Understanding How microbes Work Together: Methane Production by Partnered Microbes


Methanogenic archaea and sulfate-reducing bacteria (SRBs) both play important roles in the carbon cycle of soils, wetlands, and other environments with limited oxygen availability. SRBs are versatile consumers of a variety of organic compounds, while methanogens primarily convert hydrogen and CO2 into methane. Neither of these organisms is capable of independent growth on lactate, a small organic compound that is an important intermediate in food webs, but can consume it when working together in a partnership called syntrophy. Researchers at the University of Washington and Lawrence Berkeley National Laboratory have published a new study that helps explain how this partnership works. They carried out a high-resolution transcriptomic study of changes in gene expression of the methanogen Methaococcus maripaludis during syntrophic growth on lactate with the SRB Desulfovibrio vulgaris as a partner. The methanogen shows a substantial shift in genes associated with conversion of hydrogen to methane, switching over to a parallel set of enzymes that may be better adapted to low rates of hydrogen production and other conditions associated with syntrophy.
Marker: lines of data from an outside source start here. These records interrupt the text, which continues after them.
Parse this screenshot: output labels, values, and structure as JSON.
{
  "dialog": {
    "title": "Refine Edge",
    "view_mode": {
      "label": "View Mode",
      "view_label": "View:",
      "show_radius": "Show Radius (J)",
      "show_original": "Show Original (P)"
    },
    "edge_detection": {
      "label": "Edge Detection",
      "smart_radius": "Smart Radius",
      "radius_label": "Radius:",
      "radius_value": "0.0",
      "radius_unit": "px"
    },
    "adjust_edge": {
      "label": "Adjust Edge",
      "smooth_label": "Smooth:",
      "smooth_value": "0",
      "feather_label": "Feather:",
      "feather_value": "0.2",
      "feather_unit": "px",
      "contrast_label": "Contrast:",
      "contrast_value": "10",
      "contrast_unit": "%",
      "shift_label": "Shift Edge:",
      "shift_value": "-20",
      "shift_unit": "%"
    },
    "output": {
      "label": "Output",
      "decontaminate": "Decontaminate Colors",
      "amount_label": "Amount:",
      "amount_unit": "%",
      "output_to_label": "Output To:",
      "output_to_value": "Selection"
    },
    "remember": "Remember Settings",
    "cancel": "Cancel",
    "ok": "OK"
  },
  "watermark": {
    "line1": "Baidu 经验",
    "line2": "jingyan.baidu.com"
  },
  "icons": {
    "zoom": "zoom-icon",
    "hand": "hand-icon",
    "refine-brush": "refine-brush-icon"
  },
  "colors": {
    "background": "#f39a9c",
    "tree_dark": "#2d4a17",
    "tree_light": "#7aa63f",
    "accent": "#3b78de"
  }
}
These results advance our understanding of microbial production of a potent greenhouse gas and highlight the important role of subtle interactions between organisms that influence environmental processes.


Walker, C. B., A. M. Redding-Johanson, E. E. Baidoo, L. Rajeev, Z. He, E. L. Hendrickson, M. P. Joachimiak, S. Stolyar, A. P. Arkin, J. A. Leigh, J. Zhou, J. D. Keasling, A. Mukhopadhyay, and D. A. Stahl. 2012. “Functional Responses of Methanogenic Archaea to Syntrophic Growth,” The ISME Journal 6, 2045-2055. DOI: 10.1038/ismej.2012.60.